What imaging tests are used to identify endometriosis?
In order to properly diagnose a patient with endometriosis and determine whether surgery is needed, one or both of the following imaging tests must be conducted:
What procedures and tests help definitively diagnose endometriosis during surgery?
In an operating room, a well-trained and experienced GYN surgeon will be able to visualize any anatomical abnormalities or endometriosis lesions through the following procedures:
While a physical exam and other imaging tests can give insight into whether or not a patient may have endometriosis, the only way to definitively diagnose endometriosis is through laparoscopic excision surgery. This must be accompanied by a biopsy sample that is sent to pathology in order to confirm a diagnosis of the disease.
There is currently no cure for endometriosis but there are surgical and non-surgical treatment options for pain and infertility caused by the disease.
Non-surgical methods to relieve symptoms:
It is important to note that the following methods are not treatments for the disease itself, but rather control a patient’s pain and symptoms. They provide relief, not treatment.
There are a variety of surgical treatments that a patient can undergo to treat endo depending on the severity, stage, and quantity of the endometrioma lesions.
As a patient, your health and wellbeing come first. With decades of experience, we know that this is the most important aspect in treating the disease. Every patient is different and therefore every patient's unique story and symptoms must be heard.
Menoka M. was experiencing severe pelvic pain for the past seven years and was not diagnosed with endo for nearly five years. After seeing many doctors and having several surgeries, Menoka found us and was soon scheduled for laparoscopic deep excision surgery. Read about Menoka's journey here, as well as how she is doing now.
You can read more stories of patients with endo, of varying stages, in our testimonial section.
Our office is located on 872 Fifth Avenue New York, NY 10065. You may call us at (646) 960-3080 or have your case reviewed by clicking here.
Dr.Seckin is so much more than a surgeon. His passion for helping endometriosis sufferers and determination to improve the quality of life in all of his patients is undeniable. I remember when my gynecologist first told me I needed a laparoscopy. Her exact words were "I can do the surgery, but if you were MY daughter- I'd send you to…

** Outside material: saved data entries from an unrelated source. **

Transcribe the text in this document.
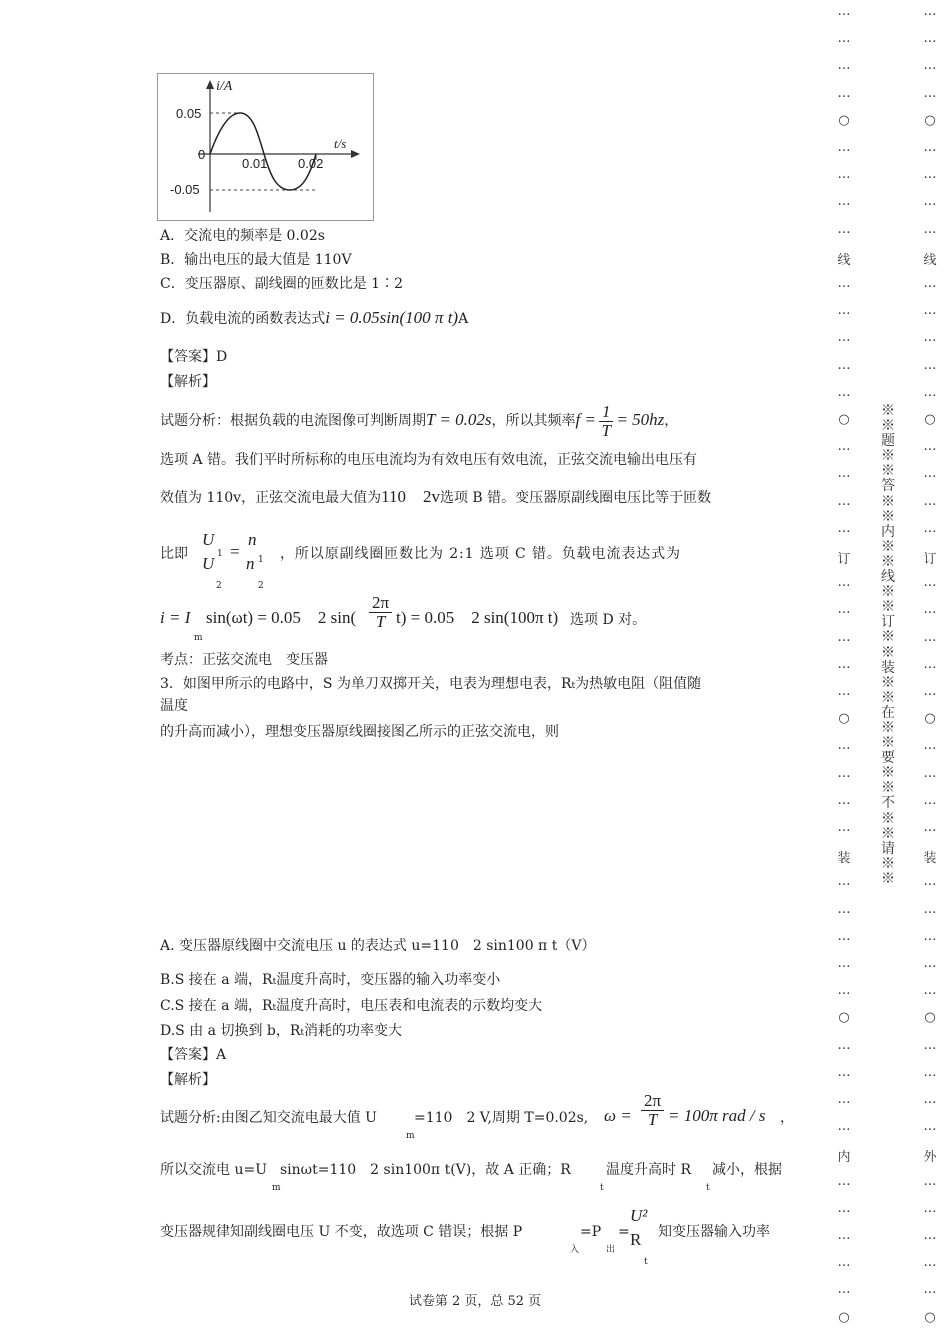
i/A
t/s
0.05
-0.05
0
0.01 0.02
A．交流电的频率是 0.02s
B．输出电压的最大值是 110V
C．变压器原、副线圈的匝数比是 1∶2
D．负载电流的函数表达式i = 0.05sin(100 π t)A
【答案】D
【解析】
试题分析：根据负载的电流图像可判断周期T = 0.02s，所以其频率$f = \frac{1}{T} = 50hz$，
选项 A 错。我们平时所标称的电压电流均为有效电压有效电流，正弦交流电输出电压有
效值为 110v，正弦交流电最大值为110　2v选项 B 错。变压器原副线圈电压比等于匝数
比即
U
1
U
2
=
n
1
n
2
，所以原副线圈匝数比为 2:1 选项 C 错。负载电流表达式为
i = I
m
sin(ωt) = 0.05　2 $\sin( \frac{2\pi}{T} t) = 0.05$　2 sin(100π t) 选项 D 对。
考点：正弦交流电　变压器
3．如图甲所示的电路中，S 为单刀双掷开关，电表为理想电表，Rt为热敏电阻（阻值随
温度
的升高而减小），理想变压器原线圈接图乙所示的正弦交流电，则
A. 变压器原线圈中交流电压 u 的表达式 u=110　2 sin100 π t（V）
B.S 接在 a 端，Rt温度升高时，变压器的输入功率变小
C.S 接在 a 端，Rt温度升高时，电压表和电流表的示数均变大
D.S 由 a 切换到 b，Rt消耗的功率变大
【答案】A
【解析】
试题分析:由图乙知交流电最大值 U
m
=110　2 V,周期 T=0.02s, $\omega = \frac{2\pi}{T} = 100\pi$ rad / s ，
所以交流电 u=U
m
sinωt=110　2 sin100π t(V)，故 A 正确；R
t
温度升高时 R
t
减小，根据
变压器规律知副线圈电压 U 不变，故选项 C 错误；根据 P
入
=P
出
=
U²
R
t
知变压器输入功率
…
…
…
…
○
…
…
…
…
线
…
…
…
…
…
○
…
…
…
…
订
…
…
…
…
…
○
…
…
…
…
装
…
…
…
…
…
○
…
…
…
…
内
…
…
…
…
…
○
…
…
…
…
○
…
…
…
…
线
…
…
…
…
…
○
…
…
…
…
订
…
…
…
…
…
○
…
…
…
…
装
…
…
…
…
…
○
…
…
…
…
外
…
…
…
…
…
○
※※题※※答※※内※※线※※订※※装※※在※※要※※不※※请※※
试卷第 2 页，总 52 页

I was there for hysterectomy but then I found out that I also had endometriosis.My both surgeries went excellent and I feel great!.I am so thankful to Dr.Seckin and all his team for making my journey smooth!
I am a physician who suffered from deep infiltrative endometriosis. I needed laparoscopic surgery, so I went to see my former gynaecologist and he performed the procedure (a surgery which he supposedly does hundreds of times a year) last November. I had severe pain again when I had my period in January and was advised to go on taking a…

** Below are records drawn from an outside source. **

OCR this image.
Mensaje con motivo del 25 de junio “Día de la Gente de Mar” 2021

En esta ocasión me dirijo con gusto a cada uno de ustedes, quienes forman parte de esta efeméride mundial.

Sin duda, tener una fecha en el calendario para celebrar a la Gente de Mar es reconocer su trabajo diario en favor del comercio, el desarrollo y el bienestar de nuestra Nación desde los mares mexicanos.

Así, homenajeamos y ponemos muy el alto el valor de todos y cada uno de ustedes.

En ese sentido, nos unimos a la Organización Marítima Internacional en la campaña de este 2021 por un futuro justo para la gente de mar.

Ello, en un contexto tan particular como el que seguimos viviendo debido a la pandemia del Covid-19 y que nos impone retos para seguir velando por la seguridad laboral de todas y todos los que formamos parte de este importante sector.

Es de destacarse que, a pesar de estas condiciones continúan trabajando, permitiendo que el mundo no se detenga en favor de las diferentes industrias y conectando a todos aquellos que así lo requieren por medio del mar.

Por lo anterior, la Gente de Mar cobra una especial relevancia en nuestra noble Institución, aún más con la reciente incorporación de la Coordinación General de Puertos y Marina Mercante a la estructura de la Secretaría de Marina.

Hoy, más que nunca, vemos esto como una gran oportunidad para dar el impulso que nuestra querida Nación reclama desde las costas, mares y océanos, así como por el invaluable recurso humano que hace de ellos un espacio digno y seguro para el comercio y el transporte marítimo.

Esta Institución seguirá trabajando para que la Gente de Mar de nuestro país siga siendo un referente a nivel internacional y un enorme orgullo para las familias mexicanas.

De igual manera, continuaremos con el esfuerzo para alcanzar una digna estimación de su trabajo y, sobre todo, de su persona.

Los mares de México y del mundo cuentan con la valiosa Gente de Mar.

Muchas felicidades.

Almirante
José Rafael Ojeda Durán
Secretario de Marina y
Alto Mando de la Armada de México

After years of excessively painful periods, a serious loss of quality of life, and a series of uninformed and uninterested doctors, Dr. Seckin and Dr. Goldstein turned my life around. I was told I woke up from my surgery almost a year ago with a smile on my face, and I haven't stopped since. Before I heard of Dr. Seckin,…
Dr Seckin and his team gave me back my life! Tomorrow will be 1 month since my surgery and I feel great. Dr. Seckin, Dr Liu, and Dr Goldstein are not only beyond words talented and amazing Doctors, but they are also genuinely wonderful and caring people. I cannot say enough great things about Holly, Asiye and Kim as well.…
Dr. Seckin and his staff spared me from years and years of heavy periods and unbearable endometriosis pain. After having surgery with him (my first) I can now function like a regular human. No more eating NSAIDs like candy and calling out sick from work. Thank you, Dr. Seckin!